Adequação ao Novo Cenário Econômico
Os Correios anunciaram que 3.075 funcionários aderiram ao Plano de Demissão Voluntária (PDV) de 2026, o que representa 30,7% da meta estipulada de desligamento de 10 mil colaboradores. O período de adesão encerrou-se na última terça-feira (08/04/2026) e não haverá prorrogação. Com esse resultado, a empresa estima uma economia de aproximadamente R$ 1,4 bilhão a partir de 2027, parte de um esforço mais amplo para ajustar as finanças e a operação da estatal.

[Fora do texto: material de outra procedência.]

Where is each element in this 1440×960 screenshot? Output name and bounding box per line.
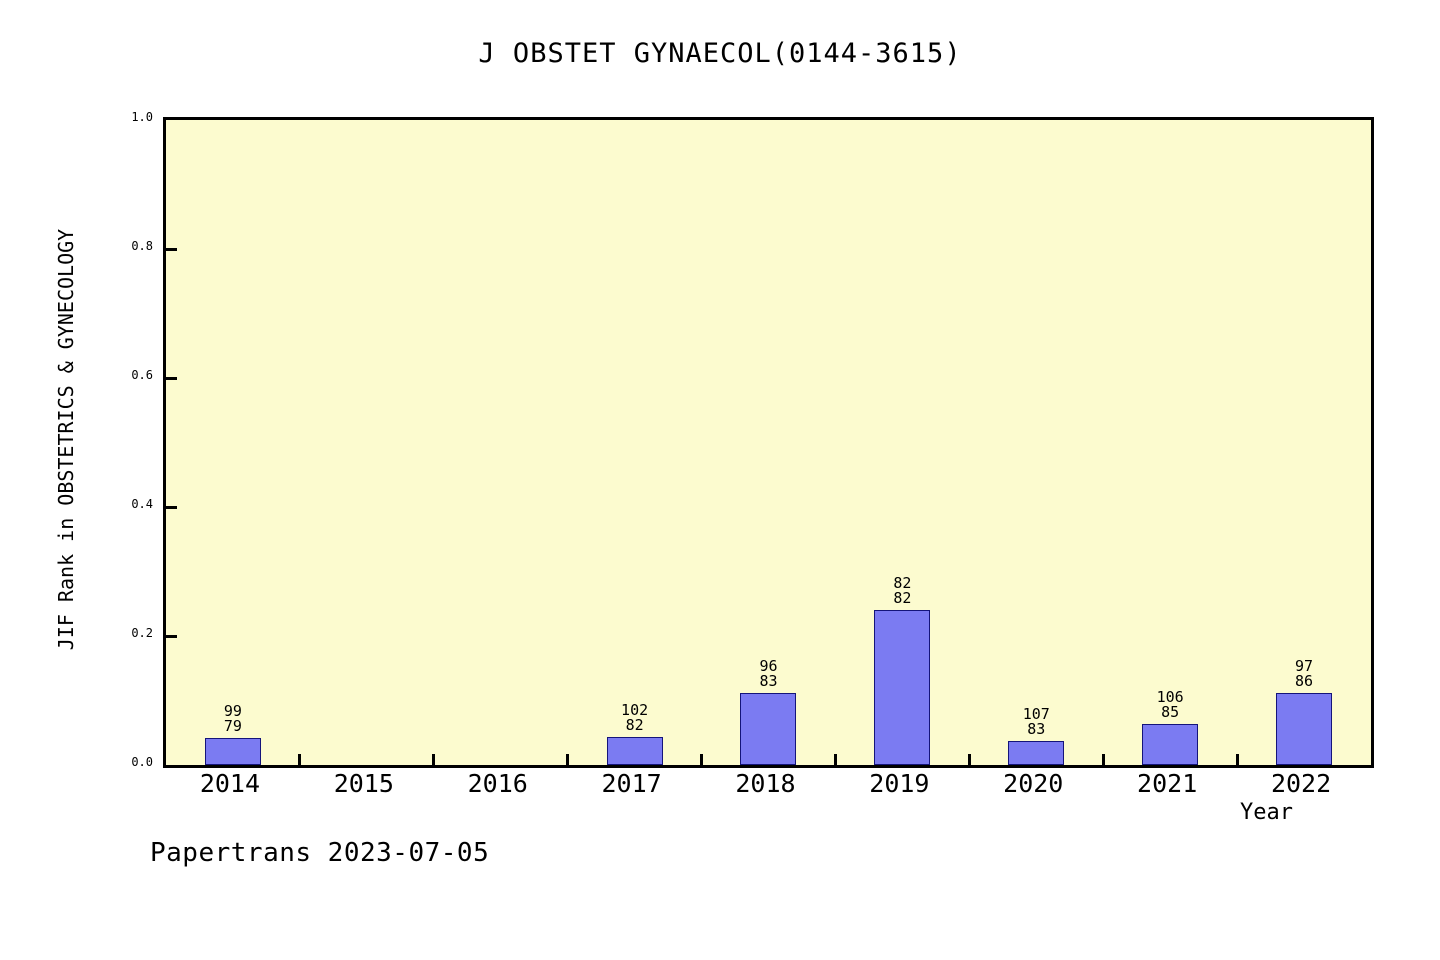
y-axis-tick-mark [166,376,177,380]
bar-value-label-bottom: 83 [759,671,778,690]
x-axis-tick-label: 2018 [735,769,796,798]
x-axis-tick-mark [967,754,971,765]
bar-group: 97 86 [1237,120,1371,765]
bar-group: 82 82 [835,120,969,765]
x-axis-tick-mark [833,754,837,765]
x-axis-tick-label: 2020 [1003,769,1064,798]
chart-title: J OBSTET GYNAECOL(0144-3615) [478,38,962,69]
bar-value-label-top: 97 [1295,656,1314,675]
bar[interactable] [204,737,261,765]
bar[interactable] [606,737,663,765]
bar-value-label-bottom: 86 [1295,671,1314,690]
y-axis-tick-mark [166,247,177,251]
x-axis-tick-mark [700,754,704,765]
bar-value-labels: 82 82 [893,576,911,606]
bar[interactable] [1008,741,1065,765]
y-axis-tick-mark [166,505,177,509]
x-axis-tick-label: 2021 [1137,769,1198,798]
y-axis-tick-mark [166,634,177,638]
bar-value-labels: 99 79 [223,701,242,735]
bar-group [300,120,434,765]
x-axis-tick-label: 2022 [1270,769,1332,798]
bar-value-label-top: 107 [1022,705,1050,724]
x-axis-label: Year [1240,800,1293,825]
bar-value-label-top: 96 [759,656,778,675]
bar-group: 99 79 [166,120,300,765]
y-axis-tick-label: 0.8 [131,239,153,253]
bar[interactable] [874,610,931,765]
bar[interactable] [1276,692,1333,765]
bar-value-labels: 96 83 [759,656,778,690]
y-axis-tick-label: 0.2 [131,626,153,640]
bar-value-labels: 107 83 [1023,707,1050,737]
y-axis-label: JIF Rank in OBSTETRICS & GYNECOLOGY [54,228,78,651]
y-axis-tick-label: 0.4 [131,497,153,511]
bar-group: 102 82 [568,120,702,765]
bar[interactable] [1142,723,1199,765]
x-axis-tick-label: 2017 [601,769,662,798]
bar-value-label-top: 102 [621,701,649,720]
bar-group: 106 85 [1103,120,1237,765]
bar-group: 96 83 [702,120,836,765]
bar-group [434,120,568,765]
plot-inner: 99 79 102 82 96 83 82 82 107 83 106 85 97 86 [166,120,1371,765]
bar-value-label-top: 99 [223,701,242,720]
plot-area: 99 79 102 82 96 83 82 82 107 83 106 85 97 86 [163,117,1374,768]
x-axis-tick-mark [1101,754,1105,765]
x-axis-tick-mark [566,754,570,765]
y-axis-tick-label: 1.0 [131,110,153,124]
bar-value-labels: 102 82 [621,703,648,733]
bar-value-label-bottom: 79 [223,716,242,735]
x-axis-tick-label: 2016 [467,769,528,798]
bar-value-label-top: 82 [893,574,912,593]
bar-value-labels: 97 86 [1295,656,1314,690]
y-axis-tick-label: 0.0 [131,755,153,769]
x-axis-tick-mark [432,754,436,765]
bar-value-label-bottom: 82 [893,589,912,608]
footer-note: Papertrans 2023-07-05 [150,838,490,868]
x-axis-tick-mark [298,754,302,765]
bar[interactable] [740,692,797,765]
x-axis-tick-mark [1235,754,1239,765]
bar-group: 107 83 [969,120,1103,765]
y-axis-tick-label: 0.6 [131,368,153,382]
bar-value-labels: 106 85 [1156,687,1184,721]
x-axis-tick-label: 2015 [333,769,394,798]
x-axis-tick-label: 2019 [869,769,930,798]
bar-value-label-top: 106 [1156,687,1184,706]
x-axis-tick-label: 2014 [199,769,261,798]
bar-value-label-bottom: 85 [1161,702,1180,721]
bar-value-label-bottom: 82 [625,716,644,735]
bar-value-label-bottom: 83 [1027,720,1046,739]
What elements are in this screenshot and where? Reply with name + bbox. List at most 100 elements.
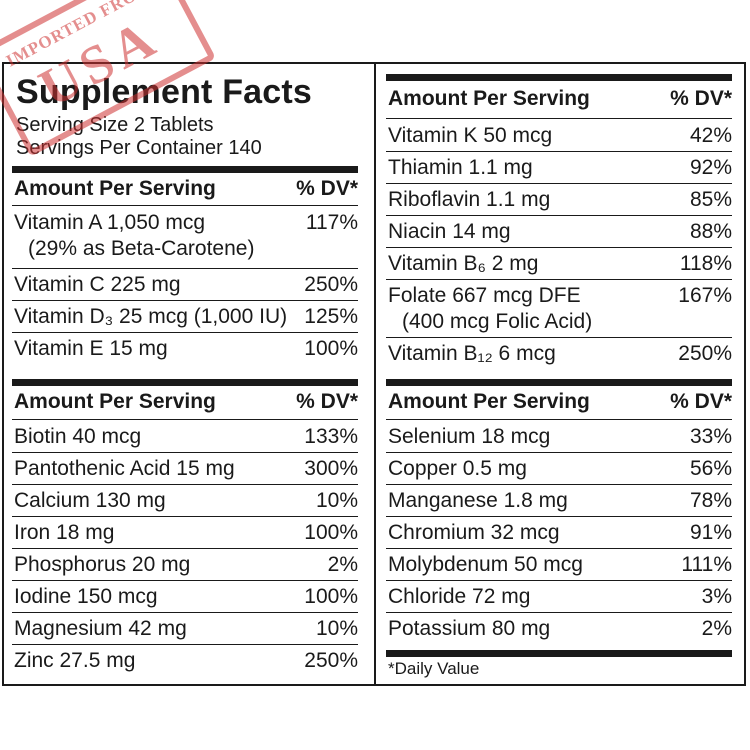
row-divider — [12, 644, 358, 645]
row-divider — [386, 215, 732, 216]
row-divider — [386, 580, 732, 581]
percent-dv-value: 100% — [304, 337, 358, 360]
percent-dv-value: 92% — [689, 156, 732, 179]
nutrient-name: Potassium 80 mg — [388, 617, 551, 640]
row-divider — [386, 183, 732, 184]
row-divider — [386, 419, 732, 420]
nutrient-name: Manganese 1.8 mg — [388, 489, 568, 512]
nutrient-row: Chloride 72 mg 3% — [386, 580, 732, 612]
row-divider — [386, 612, 732, 613]
nutrient-name: Vitamin B₁₂ 6 mcg — [388, 342, 556, 365]
nutrient-row: Riboflavin 1.1 mg 85% — [386, 183, 732, 215]
row-divider — [386, 484, 732, 485]
nutrient-row: Folate 667 mcg DFE (400 mcg Folic Acid) 16… — [386, 279, 732, 337]
nutrient-row: Calcium 130 mg 10% — [12, 484, 358, 516]
percent-dv-value: 167% — [678, 284, 732, 307]
nutrient-row: Thiamin 1.1 mg 92% — [386, 151, 732, 183]
percent-dv-value: 78% — [689, 489, 732, 512]
nutrient-name: Iodine 150 mcg — [14, 585, 158, 608]
nutrient-name: Molybdenum 50 mcg — [388, 553, 583, 576]
amount-per-serving-label: Amount Per Serving — [14, 390, 216, 413]
nutrient-name: Phosphorus 20 mg — [14, 553, 191, 576]
percent-dv-value: 118% — [679, 252, 732, 275]
nutrient-name: Iron 18 mg — [14, 521, 115, 544]
nutrient-row: Potassium 80 mg 2% — [386, 612, 732, 644]
nutrient-row: Vitamin B₆ 2 mg 118% — [386, 247, 732, 279]
percent-dv-value: 100% — [304, 585, 358, 608]
amount-per-serving-label: Amount Per Serving — [14, 177, 216, 200]
nutrient-name: Vitamin K 50 mcg — [388, 124, 553, 147]
nutrient-name: Magnesium 42 mg — [14, 617, 187, 640]
row-divider — [12, 332, 358, 333]
percent-dv-value: 100% — [304, 521, 358, 544]
section-rule — [386, 379, 732, 386]
nutrient-name: Zinc 27.5 mg — [14, 649, 136, 672]
nutrient-row: Biotin 40 mcg 133% — [12, 420, 358, 452]
nutrient-row: Vitamin E 15 mg 100% — [12, 332, 358, 364]
row-divider — [12, 548, 358, 549]
nutrient-row: Molybdenum 50 mcg 111% — [386, 548, 732, 580]
row-divider — [12, 452, 358, 453]
percent-dv-value: 300% — [304, 457, 358, 480]
nutrient-row: Magnesium 42 mg 10% — [12, 612, 358, 644]
nutrient-name: Chromium 32 mcg — [388, 521, 560, 544]
nutrient-row: Vitamin K 50 mcg 42% — [386, 119, 732, 151]
percent-dv-value: 2% — [701, 617, 732, 640]
nutrient-row: Vitamin C 225 mg 250% — [12, 268, 358, 300]
nutrient-row: Phosphorus 20 mg 2% — [12, 548, 358, 580]
nutrient-row: Copper 0.5 mg 56% — [386, 452, 732, 484]
row-divider — [386, 151, 732, 152]
nutrient-name: Vitamin B₆ 2 mg — [388, 252, 539, 275]
row-divider — [12, 484, 358, 485]
row-divider — [12, 268, 358, 269]
row-divider — [12, 205, 358, 206]
row-divider — [12, 419, 358, 420]
nutrient-row: Vitamin D₃ 25 mcg (1,000 IU) 125% — [12, 300, 358, 332]
row-divider — [386, 337, 732, 338]
percent-dv-value: 111% — [681, 553, 732, 576]
row-divider — [12, 580, 358, 581]
row-divider — [12, 300, 358, 301]
nutrient-row: Selenium 18 mcg 33% — [386, 420, 732, 452]
nutrient-subnote: (400 mcg Folic Acid) — [402, 310, 593, 333]
section-rule — [386, 74, 732, 81]
percent-dv-value: 3% — [701, 585, 732, 608]
section-header: Amount Per Serving % DV* — [386, 387, 732, 417]
supplement-facts-panel: Supplement Facts Serving Size 2 Tablets … — [2, 62, 746, 686]
nutrient-row: Chromium 32 mcg 91% — [386, 516, 732, 548]
percent-dv-value: 91% — [689, 521, 732, 544]
percent-dv-value: 250% — [304, 273, 358, 296]
panel-title: Supplement Facts — [16, 73, 313, 111]
percent-dv-value: 10% — [315, 617, 358, 640]
section-rule — [12, 379, 358, 386]
nutrient-row: Pantothenic Acid 15 mg 300% — [12, 452, 358, 484]
section-rule — [12, 166, 358, 173]
amount-per-serving-label: Amount Per Serving — [388, 87, 590, 110]
nutrient-row: Iron 18 mg 100% — [12, 516, 358, 548]
percent-dv-label: % DV* — [296, 177, 358, 200]
percent-dv-value: 42% — [689, 124, 732, 147]
serving-size: Serving Size 2 Tablets — [16, 114, 214, 136]
percent-dv-label: % DV* — [670, 87, 732, 110]
section-header: Amount Per Serving % DV* — [12, 174, 358, 204]
row-divider — [386, 247, 732, 248]
servings-per-container: Servings Per Container 140 — [16, 137, 262, 159]
percent-dv-value: 250% — [304, 649, 358, 672]
percent-dv-label: % DV* — [296, 390, 358, 413]
percent-dv-value: 2% — [327, 553, 358, 576]
nutrient-name: Riboflavin 1.1 mg — [388, 188, 551, 211]
row-divider — [12, 516, 358, 517]
nutrient-name: Vitamin E 15 mg — [14, 337, 168, 360]
section-header: Amount Per Serving % DV* — [386, 84, 732, 114]
nutrient-name: Thiamin 1.1 mg — [388, 156, 533, 179]
nutrient-name: Biotin 40 mcg — [14, 425, 142, 448]
nutrient-row: Vitamin B₁₂ 6 mcg 250% — [386, 337, 732, 369]
nutrient-name: Copper 0.5 mg — [388, 457, 527, 480]
row-divider — [386, 452, 732, 453]
nutrient-subnote: (29% as Beta-Carotene) — [28, 237, 255, 260]
column-divider — [374, 64, 376, 684]
nutrient-row: Vitamin A 1,050 mcg (29% as Beta-Carotene… — [12, 206, 358, 268]
nutrient-row: Niacin 14 mg 88% — [386, 215, 732, 247]
nutrient-name: Chloride 72 mg — [388, 585, 531, 608]
row-divider — [12, 612, 358, 613]
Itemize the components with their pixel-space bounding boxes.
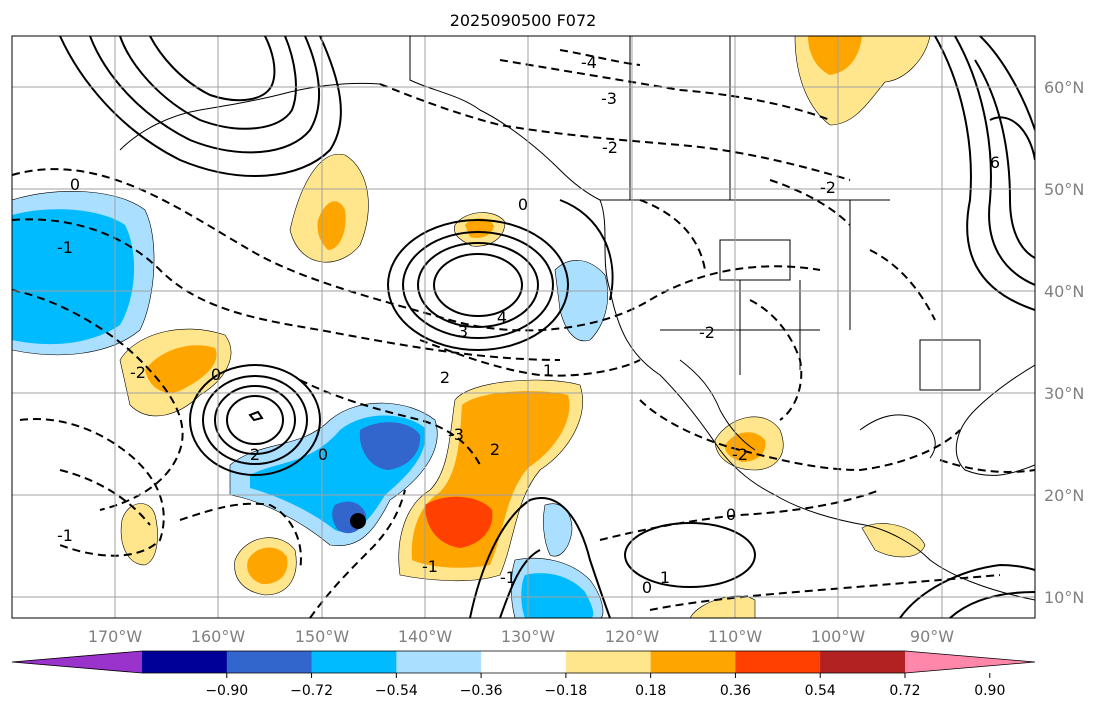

Esse PDV é uma das iniciativas que fazem parte do Plano de Reestruturação 2025–2027, cujo objetivo é restaurar a sustentabilidade financeira da companhia, otimizar a rede de serviços e aumentar a eficiência logística. As ações contempladas também visam a redução de custos e ajustes operacionais, que devem somar uma economia adicional estimada em R$ 508 milhões por ano, conforme informado pela empresa.
Medidas Estruturais e Fechamento de Agências
Além do PDV, o plano abrange mudanças significativas na estrutura da empresa, como a revisão da rede de atendimento e a reorganização de suas unidades operacionais. Em dezembro de 2025, os Correios firmaram um empréstimo de R$ 12 bilhões para apoiar o processo de reestruturação. A expectativa é que as despesas totais sejam reduzidas em até R$ 5 bilhões até 2028, com base nas projeções internas da companhia.
Dentro desse contexto, está previsto o fechamento de aproximadamente 16% das agências próprias, o que equivale a cerca de mil unidades em todo o Brasil. A empresa também planeja realizar leilões de imóveis que se encontram ociosos, com a finalidade de diminuir os custos de manutenção e gerar novas receitas. Com a venda desses ativos, a previsão é arrecadar até R$ 1,5 bilhão.
O primeiro leilão ocorreu em fevereiro de 2026 e incluiu uma oferta inicial de 21 imóveis espalhados por 11 estados do país.
Desafios Financeiros e Impactos no Setor Postal
Os Correios enfrentam uma crise financeira significativa, com um déficit estrutural que supera os R$ 4 bilhões anuais. A situação é ainda mais alarmante, considerando que o patrimônio líquido da estatal é negativo em R$ 10,4 bilhões e que, até setembro de 2025, o prejuízo acumulado chegou a R$ 6,057 bilhões. Segundo a direção da empresa, a origem dessa crise se relaciona a transformações no mercado postal que começaram em 2016, incluindo a queda no volume de cartas, em decorrência da digitalização das comunicações, o que impactou diretamente sua principal fonte de receita.
Outro fator que contribuiu para a crise é o aumento da concorrência no comércio eletrônico, que intensificou a disputa no setor logístico. Nesse cenário adverso, a estatal mantém uma presença robusta em todo o território nacional, operando em 100% dos municípios brasileiros, com aproximadamente 10,3 mil unidades de atendimento e 1,1 mil centros de distribuição e tratamento.
Atualmente, a empresa conta com cerca de 80 mil colaboradores diretos e atua em diversas frentes, que vão desde a entrega de encomendas até a logística de processos eleitorais e situações de emergência. O plano de reestruturação visa adaptar essa vasta estrutura às novas demandas do mercado e às condições financeiras impostas.